My Examiner colleague Byron York asks, “Will immigration cripple Rick Perry’s bid?”
No. No it won’t.
Byron does identify some immigration issues that may trouble most Republican primary voters (against E-Verify, against a border fence, and for a guest worker program). But Perry simply does not have any opponents positioned to steal votes from him on the issue.
Rep. Michele Bachmann, R-Minn., is fading fast and unless she morphs into a Rep. Steve King-like, R-Iowa, all-immigration-all-the-time candidiate I just don’t see Perry losing many voters to her on the issue.
And I don’t know anyone who considers themselves a hawk on immigration who trusts Mitt Romney on immigration for a second. Remember, Romney told The Boston Globe in 2005 that he thought Sen. John McCain’s amnesty plan was “reasonable.” Yes, Romney has evolved on the issue since then, but no one who cares about the illegal immigration issue beleives Romney has the commitment to follow through.

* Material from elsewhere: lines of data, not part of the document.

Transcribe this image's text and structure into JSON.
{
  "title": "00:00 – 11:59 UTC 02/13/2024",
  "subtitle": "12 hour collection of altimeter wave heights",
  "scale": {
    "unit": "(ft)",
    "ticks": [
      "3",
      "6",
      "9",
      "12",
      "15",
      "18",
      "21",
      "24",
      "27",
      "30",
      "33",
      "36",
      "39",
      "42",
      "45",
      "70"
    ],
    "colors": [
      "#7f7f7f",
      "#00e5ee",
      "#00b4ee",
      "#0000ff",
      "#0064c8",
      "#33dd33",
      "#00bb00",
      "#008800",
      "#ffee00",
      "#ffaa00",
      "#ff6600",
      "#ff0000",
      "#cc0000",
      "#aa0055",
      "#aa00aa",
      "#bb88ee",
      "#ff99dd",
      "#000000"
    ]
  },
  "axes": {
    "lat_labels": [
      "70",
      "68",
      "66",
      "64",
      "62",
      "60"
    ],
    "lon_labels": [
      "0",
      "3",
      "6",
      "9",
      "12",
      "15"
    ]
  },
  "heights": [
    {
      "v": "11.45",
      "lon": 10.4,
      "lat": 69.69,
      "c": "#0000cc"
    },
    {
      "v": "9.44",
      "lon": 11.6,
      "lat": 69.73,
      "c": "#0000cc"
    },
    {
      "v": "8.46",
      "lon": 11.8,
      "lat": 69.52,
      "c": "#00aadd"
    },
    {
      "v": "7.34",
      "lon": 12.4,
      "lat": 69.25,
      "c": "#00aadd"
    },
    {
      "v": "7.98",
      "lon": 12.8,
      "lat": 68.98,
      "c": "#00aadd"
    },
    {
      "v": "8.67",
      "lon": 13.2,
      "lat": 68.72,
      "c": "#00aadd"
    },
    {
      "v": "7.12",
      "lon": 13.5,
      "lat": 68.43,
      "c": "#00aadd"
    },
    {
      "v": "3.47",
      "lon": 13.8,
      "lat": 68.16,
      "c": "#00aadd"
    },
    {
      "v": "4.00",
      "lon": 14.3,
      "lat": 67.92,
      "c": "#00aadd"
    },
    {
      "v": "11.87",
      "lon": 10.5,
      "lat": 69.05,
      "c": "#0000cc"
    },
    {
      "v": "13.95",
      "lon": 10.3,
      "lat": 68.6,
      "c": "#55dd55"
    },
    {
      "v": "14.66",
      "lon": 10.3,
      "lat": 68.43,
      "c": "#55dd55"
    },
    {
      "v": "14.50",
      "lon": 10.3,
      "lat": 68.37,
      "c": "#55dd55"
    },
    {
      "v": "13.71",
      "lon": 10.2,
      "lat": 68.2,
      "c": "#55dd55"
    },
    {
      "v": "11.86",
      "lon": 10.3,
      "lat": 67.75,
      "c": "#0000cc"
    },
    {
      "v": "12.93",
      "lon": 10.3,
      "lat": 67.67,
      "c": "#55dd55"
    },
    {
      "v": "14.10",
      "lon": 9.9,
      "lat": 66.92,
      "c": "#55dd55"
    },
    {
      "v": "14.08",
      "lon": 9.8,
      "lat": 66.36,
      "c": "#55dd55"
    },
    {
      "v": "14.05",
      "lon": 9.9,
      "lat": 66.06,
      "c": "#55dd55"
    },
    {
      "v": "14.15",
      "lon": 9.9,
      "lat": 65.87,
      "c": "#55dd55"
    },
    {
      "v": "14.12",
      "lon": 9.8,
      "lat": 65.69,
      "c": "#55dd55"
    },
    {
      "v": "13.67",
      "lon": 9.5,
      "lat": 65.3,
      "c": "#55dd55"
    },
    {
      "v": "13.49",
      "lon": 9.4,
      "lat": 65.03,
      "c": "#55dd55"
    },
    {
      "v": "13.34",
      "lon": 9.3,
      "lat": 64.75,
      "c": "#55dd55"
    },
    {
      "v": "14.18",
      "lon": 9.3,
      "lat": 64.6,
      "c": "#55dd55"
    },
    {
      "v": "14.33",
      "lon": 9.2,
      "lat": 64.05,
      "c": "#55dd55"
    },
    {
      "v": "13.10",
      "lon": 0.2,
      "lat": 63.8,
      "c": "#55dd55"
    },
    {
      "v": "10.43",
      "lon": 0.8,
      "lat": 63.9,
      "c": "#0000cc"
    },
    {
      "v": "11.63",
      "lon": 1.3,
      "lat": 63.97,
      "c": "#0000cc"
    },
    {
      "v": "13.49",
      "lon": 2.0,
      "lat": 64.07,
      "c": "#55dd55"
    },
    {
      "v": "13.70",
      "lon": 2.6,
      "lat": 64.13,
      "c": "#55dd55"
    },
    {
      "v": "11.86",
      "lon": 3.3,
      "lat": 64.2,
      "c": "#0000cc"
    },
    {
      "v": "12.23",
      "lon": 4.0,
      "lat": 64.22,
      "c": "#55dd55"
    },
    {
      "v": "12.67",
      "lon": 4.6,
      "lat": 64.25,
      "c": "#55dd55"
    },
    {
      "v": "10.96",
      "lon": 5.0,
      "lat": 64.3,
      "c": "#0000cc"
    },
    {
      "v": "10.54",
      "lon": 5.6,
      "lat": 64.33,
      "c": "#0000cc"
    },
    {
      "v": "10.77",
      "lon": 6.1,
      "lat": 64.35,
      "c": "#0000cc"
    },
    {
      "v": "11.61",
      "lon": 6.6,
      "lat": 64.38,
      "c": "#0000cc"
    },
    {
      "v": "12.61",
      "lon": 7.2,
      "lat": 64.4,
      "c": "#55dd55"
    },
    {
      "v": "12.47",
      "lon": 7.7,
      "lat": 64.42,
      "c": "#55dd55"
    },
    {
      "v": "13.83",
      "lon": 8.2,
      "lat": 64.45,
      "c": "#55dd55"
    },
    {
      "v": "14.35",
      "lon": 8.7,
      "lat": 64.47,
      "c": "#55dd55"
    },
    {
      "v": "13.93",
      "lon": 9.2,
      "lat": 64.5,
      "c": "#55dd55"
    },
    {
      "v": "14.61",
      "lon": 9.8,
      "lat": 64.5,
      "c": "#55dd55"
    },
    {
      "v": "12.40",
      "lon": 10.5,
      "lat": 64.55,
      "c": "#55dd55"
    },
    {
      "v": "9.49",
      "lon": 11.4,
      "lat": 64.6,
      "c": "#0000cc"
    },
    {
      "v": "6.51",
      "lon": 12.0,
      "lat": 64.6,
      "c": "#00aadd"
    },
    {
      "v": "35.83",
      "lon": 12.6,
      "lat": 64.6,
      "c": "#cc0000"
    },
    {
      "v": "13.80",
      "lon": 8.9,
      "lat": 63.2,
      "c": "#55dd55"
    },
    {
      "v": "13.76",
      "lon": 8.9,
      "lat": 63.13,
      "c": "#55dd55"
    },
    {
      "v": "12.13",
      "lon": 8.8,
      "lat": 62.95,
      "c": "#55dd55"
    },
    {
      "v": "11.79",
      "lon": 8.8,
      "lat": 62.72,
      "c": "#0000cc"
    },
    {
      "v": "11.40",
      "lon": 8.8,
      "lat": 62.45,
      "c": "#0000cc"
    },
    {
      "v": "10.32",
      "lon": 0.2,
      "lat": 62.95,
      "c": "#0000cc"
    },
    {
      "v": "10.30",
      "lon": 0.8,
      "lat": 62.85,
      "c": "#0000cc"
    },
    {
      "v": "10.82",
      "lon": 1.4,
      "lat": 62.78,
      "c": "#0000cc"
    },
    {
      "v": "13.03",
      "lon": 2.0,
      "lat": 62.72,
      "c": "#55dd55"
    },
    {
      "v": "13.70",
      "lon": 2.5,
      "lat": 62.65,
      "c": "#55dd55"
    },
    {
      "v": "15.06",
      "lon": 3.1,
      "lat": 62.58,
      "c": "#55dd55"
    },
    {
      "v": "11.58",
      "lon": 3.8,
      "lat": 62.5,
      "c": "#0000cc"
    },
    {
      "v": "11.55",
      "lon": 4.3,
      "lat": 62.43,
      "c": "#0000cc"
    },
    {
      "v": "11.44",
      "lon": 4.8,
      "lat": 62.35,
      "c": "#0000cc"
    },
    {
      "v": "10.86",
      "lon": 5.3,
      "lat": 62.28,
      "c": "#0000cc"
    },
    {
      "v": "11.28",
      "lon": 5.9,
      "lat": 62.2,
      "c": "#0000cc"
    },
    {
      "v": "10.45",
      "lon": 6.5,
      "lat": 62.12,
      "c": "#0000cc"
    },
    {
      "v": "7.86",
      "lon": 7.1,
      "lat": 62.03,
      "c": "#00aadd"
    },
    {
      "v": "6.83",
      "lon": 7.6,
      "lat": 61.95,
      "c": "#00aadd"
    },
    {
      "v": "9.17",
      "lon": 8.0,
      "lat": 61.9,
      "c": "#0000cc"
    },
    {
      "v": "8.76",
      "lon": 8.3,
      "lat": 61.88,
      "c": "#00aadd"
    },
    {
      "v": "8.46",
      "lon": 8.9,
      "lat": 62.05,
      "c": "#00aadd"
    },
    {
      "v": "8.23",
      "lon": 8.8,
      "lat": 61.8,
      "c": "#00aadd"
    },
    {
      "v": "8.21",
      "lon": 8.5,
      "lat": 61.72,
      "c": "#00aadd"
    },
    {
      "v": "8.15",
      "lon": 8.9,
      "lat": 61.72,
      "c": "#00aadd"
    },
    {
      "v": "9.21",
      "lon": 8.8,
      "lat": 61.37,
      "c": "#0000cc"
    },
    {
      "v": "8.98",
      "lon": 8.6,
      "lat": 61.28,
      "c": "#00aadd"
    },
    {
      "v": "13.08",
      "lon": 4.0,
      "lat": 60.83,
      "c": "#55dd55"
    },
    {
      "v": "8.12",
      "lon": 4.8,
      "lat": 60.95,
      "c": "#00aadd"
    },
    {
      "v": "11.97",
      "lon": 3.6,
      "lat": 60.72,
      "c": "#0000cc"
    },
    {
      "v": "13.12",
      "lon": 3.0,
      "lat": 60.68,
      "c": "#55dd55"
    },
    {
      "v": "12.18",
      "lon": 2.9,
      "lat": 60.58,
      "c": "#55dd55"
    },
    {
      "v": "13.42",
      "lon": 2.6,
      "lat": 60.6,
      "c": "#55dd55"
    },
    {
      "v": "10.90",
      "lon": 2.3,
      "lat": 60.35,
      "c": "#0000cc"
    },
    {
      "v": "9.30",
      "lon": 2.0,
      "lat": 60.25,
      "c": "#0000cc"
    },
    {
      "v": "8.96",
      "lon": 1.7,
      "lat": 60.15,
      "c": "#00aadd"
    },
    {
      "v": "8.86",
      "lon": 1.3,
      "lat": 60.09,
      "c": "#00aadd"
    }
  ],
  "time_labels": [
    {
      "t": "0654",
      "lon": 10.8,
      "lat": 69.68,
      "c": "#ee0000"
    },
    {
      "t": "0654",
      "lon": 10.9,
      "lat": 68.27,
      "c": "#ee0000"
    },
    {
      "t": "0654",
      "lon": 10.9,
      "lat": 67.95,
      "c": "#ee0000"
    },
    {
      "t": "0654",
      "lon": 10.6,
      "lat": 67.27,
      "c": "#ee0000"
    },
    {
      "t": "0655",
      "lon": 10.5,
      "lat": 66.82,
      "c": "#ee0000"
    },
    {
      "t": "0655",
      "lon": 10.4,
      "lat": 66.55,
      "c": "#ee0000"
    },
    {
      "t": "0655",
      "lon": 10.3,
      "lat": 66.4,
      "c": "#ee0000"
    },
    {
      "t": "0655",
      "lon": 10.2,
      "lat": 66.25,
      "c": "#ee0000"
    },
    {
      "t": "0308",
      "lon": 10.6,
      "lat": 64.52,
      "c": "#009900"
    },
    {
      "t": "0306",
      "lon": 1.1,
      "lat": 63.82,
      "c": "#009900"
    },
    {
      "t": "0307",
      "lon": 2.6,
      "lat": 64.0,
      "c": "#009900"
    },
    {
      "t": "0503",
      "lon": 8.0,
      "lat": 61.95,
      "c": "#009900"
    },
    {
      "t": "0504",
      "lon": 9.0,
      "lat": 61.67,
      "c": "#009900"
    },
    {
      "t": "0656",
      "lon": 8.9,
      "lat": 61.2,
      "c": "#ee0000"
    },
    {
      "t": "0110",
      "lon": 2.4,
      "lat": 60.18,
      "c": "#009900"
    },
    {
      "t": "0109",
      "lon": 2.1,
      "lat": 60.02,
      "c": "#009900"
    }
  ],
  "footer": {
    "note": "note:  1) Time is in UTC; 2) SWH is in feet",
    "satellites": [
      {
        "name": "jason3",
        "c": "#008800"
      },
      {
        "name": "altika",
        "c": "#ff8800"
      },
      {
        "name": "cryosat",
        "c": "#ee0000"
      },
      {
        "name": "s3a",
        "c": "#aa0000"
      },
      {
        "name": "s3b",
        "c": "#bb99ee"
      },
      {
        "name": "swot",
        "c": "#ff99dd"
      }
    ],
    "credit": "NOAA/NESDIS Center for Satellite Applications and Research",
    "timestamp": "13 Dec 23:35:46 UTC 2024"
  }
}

I do think Perry needs to make more of an effort differentiating what Byron calls “the Texas Dream Act” from the Dream Act that Democrats pushed last year at the national level. Perry’s bill did allow illegal immigrants to qualify for in state tuition at Texas higher education institutions, but it did not grant amnesty to anybody the way DC Democrat’s Dream Act bill does.